La CJUE est invitée à apprécier si la transmission systématique de données fiscales imposée par FATCA respecte les principes européens de limitation des finalités, de proportionnalité et de minimisation des données.

Le recours à la clause de « grandfathering » du RGPD

La Cour demande si la Belgique – et, par analogie, d’autres États membres – peut invoquer la clause de maintien prévue pour les accords internationaux antérieurs au RGPD afin d’éviter un contrôle de conformité complet.

La transparence et l’information des contribuables

Il s’agit d’évaluer si les personnes concernées bénéficient d’un niveau suffisant d’information, comme l’exige le RGPD, concernant l’utilisation et la circulation de leurs données.

Les garanties encadrant les transferts vers des pays tiers

La Cour interroge également la CJUE sur la conformité des mécanismes actuels de transfert, indépendamment du nouveau cadre Europe–États-Unis sur la protection des données.
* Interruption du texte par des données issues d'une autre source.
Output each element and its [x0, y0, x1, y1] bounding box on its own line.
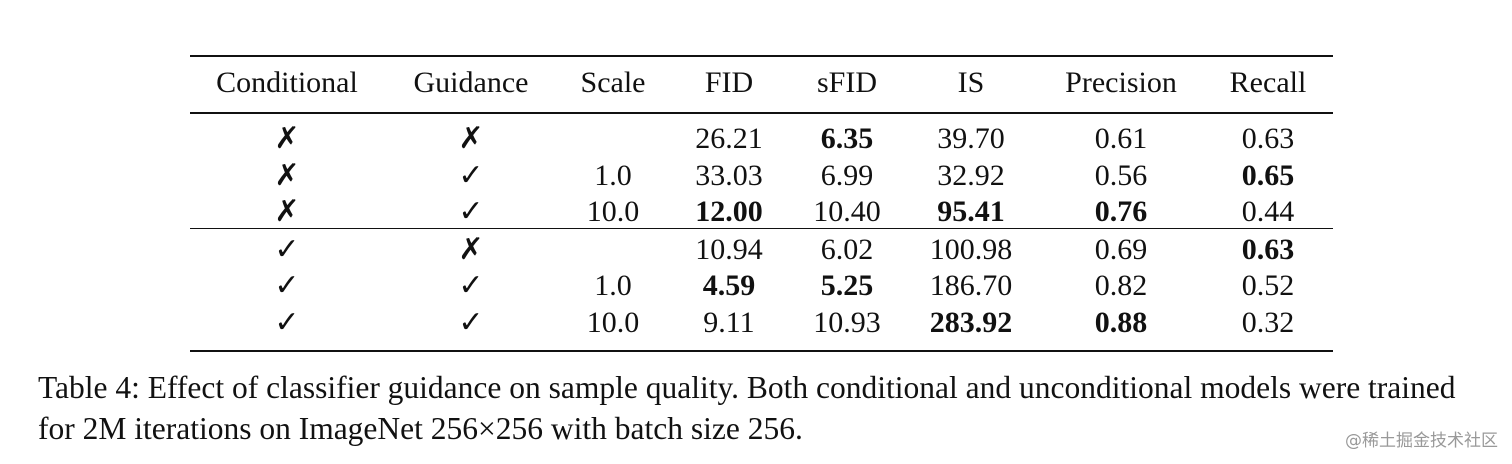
- cell: 33.03: [695, 158, 763, 192]
- cell: ✗: [274, 195, 300, 228]
- cell: 0.44: [1241, 195, 1295, 228]
- header-cell: Guidance: [413, 66, 529, 99]
- cell: 0.76: [1094, 195, 1148, 228]
- cell: ✓: [274, 305, 300, 339]
- cell: 1.0: [594, 269, 632, 302]
- header-cell: sFID: [816, 66, 877, 99]
- cell: ✓: [458, 158, 484, 192]
- cell: 0.32: [1241, 305, 1295, 339]
- cell: 100.98: [929, 232, 1013, 266]
- cell: 9.11: [703, 305, 755, 339]
- cell: 6.99: [820, 158, 874, 192]
- cell: ✗: [274, 122, 300, 155]
- caption: Table 4: Effect of classifier guidance o…: [38, 370, 1456, 446]
- cell: 283.92: [929, 305, 1013, 339]
- cell: 0.52: [1241, 269, 1295, 302]
- cell: ✗: [274, 158, 300, 192]
- cell: 26.21: [695, 122, 763, 155]
- cell: 1.0: [594, 158, 632, 192]
- cell: 6.02: [820, 232, 874, 266]
- cell: ✗: [458, 122, 484, 155]
- cell: ✓: [458, 269, 484, 302]
- header-cell: Precision: [1065, 66, 1177, 99]
- cell: 10.0: [586, 305, 640, 339]
- cell: ✗: [458, 232, 484, 266]
- header-cell: Scale: [580, 66, 646, 99]
- cell: 10.40: [813, 195, 881, 228]
- header-cell: FID: [704, 66, 754, 99]
- cell: ✓: [458, 305, 484, 339]
- cell: 95.41: [937, 195, 1005, 228]
- header-cell: IS: [957, 66, 985, 99]
- watermark: @稀土掘金技术社区: [1345, 431, 1498, 451]
- cell: 0.63: [1241, 232, 1295, 266]
- cell: 0.56: [1094, 158, 1148, 192]
- group-rule: [190, 227, 1333, 229]
- header-rule: [190, 112, 1333, 114]
- cell: 39.70: [937, 122, 1005, 155]
- cell: 4.59: [702, 269, 756, 302]
- cell: 6.35: [820, 122, 874, 155]
- cell: ✓: [274, 269, 300, 302]
- cell: 10.94: [695, 232, 763, 266]
- header-cell: Conditional: [216, 66, 358, 99]
- header-cell: Recall: [1229, 66, 1307, 99]
- cell: 10.0: [586, 195, 640, 228]
- cell: 5.25: [820, 269, 874, 302]
- cell: 10.93: [813, 305, 881, 339]
- cell: 186.70: [929, 269, 1013, 302]
- cell: 12.00: [695, 195, 763, 228]
- cell: 0.65: [1241, 158, 1295, 192]
- cell: 0.82: [1094, 269, 1148, 302]
- cell: 0.88: [1094, 305, 1148, 339]
- cell: ✓: [274, 232, 300, 266]
- cell: 0.61: [1094, 122, 1148, 155]
- bottom-rule: [190, 350, 1333, 352]
- cell: 0.63: [1241, 122, 1295, 155]
- cell: 0.69: [1094, 232, 1148, 266]
- cell: 32.92: [937, 158, 1005, 192]
- cell: ✓: [458, 195, 484, 228]
- top-rule: [190, 55, 1333, 57]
Ces interrogations pourraient redéfinir l’approche européenne de toutes les formes d’échanges automatiques d’informations fiscales.
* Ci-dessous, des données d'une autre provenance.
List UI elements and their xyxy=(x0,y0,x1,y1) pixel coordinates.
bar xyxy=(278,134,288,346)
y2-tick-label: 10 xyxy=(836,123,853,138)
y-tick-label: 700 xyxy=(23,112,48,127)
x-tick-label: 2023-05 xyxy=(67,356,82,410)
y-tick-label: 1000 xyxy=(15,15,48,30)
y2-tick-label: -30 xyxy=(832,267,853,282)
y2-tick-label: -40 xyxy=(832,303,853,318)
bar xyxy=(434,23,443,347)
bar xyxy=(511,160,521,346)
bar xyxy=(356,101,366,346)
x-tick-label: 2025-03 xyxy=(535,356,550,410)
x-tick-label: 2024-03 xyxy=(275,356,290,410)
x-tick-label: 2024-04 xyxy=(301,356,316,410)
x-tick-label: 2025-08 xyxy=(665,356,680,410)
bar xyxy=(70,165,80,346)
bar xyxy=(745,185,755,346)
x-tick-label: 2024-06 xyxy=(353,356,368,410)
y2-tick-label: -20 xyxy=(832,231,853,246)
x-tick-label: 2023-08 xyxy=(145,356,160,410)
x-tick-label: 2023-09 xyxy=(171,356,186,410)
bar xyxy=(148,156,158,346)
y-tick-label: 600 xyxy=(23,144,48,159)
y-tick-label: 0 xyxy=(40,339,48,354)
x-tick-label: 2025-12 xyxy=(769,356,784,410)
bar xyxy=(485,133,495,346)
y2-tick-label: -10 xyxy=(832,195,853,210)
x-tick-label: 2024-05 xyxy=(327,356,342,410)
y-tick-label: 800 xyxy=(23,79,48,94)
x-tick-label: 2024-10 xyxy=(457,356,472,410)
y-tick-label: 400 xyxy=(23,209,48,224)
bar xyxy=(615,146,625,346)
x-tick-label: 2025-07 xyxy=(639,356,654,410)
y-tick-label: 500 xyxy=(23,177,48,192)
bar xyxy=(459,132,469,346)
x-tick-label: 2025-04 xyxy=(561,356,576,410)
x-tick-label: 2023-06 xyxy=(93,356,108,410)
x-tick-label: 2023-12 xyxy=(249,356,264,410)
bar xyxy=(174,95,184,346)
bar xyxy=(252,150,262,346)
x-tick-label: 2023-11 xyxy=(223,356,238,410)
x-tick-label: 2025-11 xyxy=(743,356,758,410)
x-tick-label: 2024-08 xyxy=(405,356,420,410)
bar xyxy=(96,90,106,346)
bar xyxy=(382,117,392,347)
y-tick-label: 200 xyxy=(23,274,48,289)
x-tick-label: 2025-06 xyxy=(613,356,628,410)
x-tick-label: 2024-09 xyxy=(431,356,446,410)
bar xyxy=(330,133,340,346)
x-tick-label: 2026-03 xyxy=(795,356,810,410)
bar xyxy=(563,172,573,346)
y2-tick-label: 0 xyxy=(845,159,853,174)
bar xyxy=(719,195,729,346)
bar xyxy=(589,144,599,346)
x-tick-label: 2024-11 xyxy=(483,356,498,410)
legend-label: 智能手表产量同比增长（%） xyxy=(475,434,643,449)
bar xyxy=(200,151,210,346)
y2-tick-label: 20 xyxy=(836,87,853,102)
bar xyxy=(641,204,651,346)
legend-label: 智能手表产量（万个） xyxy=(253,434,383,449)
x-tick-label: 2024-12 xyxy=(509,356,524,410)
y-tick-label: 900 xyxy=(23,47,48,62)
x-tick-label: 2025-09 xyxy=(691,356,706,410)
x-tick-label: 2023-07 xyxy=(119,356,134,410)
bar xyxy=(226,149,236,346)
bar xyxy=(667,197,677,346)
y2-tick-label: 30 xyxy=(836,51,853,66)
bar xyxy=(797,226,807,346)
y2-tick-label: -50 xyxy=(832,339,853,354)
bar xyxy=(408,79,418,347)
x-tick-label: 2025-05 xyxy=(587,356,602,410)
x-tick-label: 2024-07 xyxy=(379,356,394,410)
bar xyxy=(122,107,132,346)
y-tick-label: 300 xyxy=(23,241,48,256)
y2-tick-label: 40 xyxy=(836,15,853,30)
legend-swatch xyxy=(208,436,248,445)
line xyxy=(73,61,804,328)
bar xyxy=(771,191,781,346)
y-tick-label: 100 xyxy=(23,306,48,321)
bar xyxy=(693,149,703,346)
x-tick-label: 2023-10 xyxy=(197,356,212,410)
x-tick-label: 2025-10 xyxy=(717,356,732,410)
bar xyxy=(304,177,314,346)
Au-delà du cas FATCA : le rappel d’une asymétrie structurelle

Depuis des années, de nombreux praticiens soulignent que FATCA crée une asymétrie persistante :

l’Union européenne transmet de grandes quantités de données financières aux États-Unis, alors que la réciprocité est en pratique très limitée.

Cette saisine oblige à poser des questions longtemps éludées :

  • L’Union européenne doit-elle continuer à accepter des mécanismes internationaux dont la compatibilité avec son propre droit n’a jamais été pleinement évaluée ?
  • La coopération fiscale peut-elle justifier des transferts massifs et indifférenciés de données en l’absence de tout soupçon de fraude ?
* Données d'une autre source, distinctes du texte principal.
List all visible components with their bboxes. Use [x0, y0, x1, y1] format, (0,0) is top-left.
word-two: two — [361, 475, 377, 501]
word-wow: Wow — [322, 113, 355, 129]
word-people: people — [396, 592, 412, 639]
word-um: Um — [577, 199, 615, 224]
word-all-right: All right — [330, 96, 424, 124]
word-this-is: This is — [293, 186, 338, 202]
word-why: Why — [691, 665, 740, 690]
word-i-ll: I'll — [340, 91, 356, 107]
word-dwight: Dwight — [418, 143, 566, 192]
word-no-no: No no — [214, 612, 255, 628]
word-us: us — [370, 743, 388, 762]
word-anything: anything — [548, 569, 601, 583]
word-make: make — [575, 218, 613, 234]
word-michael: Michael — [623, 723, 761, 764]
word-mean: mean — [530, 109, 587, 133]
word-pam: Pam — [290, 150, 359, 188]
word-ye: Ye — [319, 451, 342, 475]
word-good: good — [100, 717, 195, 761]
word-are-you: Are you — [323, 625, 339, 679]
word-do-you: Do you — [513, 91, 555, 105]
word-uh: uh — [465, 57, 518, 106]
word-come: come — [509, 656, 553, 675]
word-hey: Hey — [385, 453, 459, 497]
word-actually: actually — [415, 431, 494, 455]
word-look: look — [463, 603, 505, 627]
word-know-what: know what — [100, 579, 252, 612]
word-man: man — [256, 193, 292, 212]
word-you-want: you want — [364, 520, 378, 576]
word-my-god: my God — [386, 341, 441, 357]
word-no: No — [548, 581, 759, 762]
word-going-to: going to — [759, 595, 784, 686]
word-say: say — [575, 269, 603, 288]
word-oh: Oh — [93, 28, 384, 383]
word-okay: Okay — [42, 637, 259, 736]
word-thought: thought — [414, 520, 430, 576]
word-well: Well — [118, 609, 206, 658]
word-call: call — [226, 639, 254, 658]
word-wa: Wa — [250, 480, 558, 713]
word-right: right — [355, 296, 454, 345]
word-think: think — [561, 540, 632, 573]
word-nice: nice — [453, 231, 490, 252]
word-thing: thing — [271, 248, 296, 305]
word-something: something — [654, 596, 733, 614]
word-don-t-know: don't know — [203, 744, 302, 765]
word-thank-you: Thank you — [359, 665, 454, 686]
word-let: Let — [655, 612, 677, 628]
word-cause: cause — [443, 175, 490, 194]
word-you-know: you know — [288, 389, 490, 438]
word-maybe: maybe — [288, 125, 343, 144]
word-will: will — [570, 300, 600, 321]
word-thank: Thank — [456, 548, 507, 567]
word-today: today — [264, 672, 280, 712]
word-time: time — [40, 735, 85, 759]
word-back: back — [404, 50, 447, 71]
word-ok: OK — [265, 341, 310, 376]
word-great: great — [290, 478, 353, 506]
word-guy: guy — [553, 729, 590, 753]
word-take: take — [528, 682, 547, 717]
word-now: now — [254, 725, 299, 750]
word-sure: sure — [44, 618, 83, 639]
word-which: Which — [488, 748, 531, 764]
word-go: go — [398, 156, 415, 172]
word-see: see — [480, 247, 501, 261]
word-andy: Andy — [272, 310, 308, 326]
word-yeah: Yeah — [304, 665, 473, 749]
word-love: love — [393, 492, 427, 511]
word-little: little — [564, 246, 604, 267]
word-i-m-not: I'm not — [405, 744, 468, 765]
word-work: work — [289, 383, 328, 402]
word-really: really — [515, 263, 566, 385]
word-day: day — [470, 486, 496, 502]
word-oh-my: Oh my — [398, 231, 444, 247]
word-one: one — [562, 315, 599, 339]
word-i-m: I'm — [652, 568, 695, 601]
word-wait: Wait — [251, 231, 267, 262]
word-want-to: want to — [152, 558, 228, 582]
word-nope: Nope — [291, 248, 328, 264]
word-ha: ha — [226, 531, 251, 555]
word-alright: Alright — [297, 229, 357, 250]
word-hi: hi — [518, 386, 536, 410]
Pourquoi cette décision est déterminante ?

Un arrêt de la CJUE pourrait :

  • Contraindre les États membres à revoir ou limiter la portée des transferts FATCA ;
  • Renforcer les garanties du RGPD dans le domaine fiscal, souvent perçu comme un espace de dérogation implicite ;
  • Clarifier les frontières entre coopération fiscale légitime et surveillance disproportionnée ;
  • Créer un précédent pour tous les mécanismes d’échanges de données financières à grande échelle (CRS, DAC, registres centralisés, etc.).

L’enjeu n’est donc pas de remettre en cause la transparence fiscale, mais de garantir que celle-ci respecte les standards juridiques européens, fondés sur la proportionnalité, la protection accrue des données et le contrôle démocratique.

Conclusion

L’affaire soumise à la CJUE ouvre un débat essentiel : celui de l’équilibre entre coopération internationale en matière fiscale et protection des données personnelles, dans un contexte où les flux d’informations sont devenus massifs et systématiques.

Il pourrait s’agir d’un moment charnière pour l’Union européenne, appelée à affirmer si, en matière de fiscalité comme ailleurs, la transparence doit toujours se concilier avec le droit fondamental à la protection des données.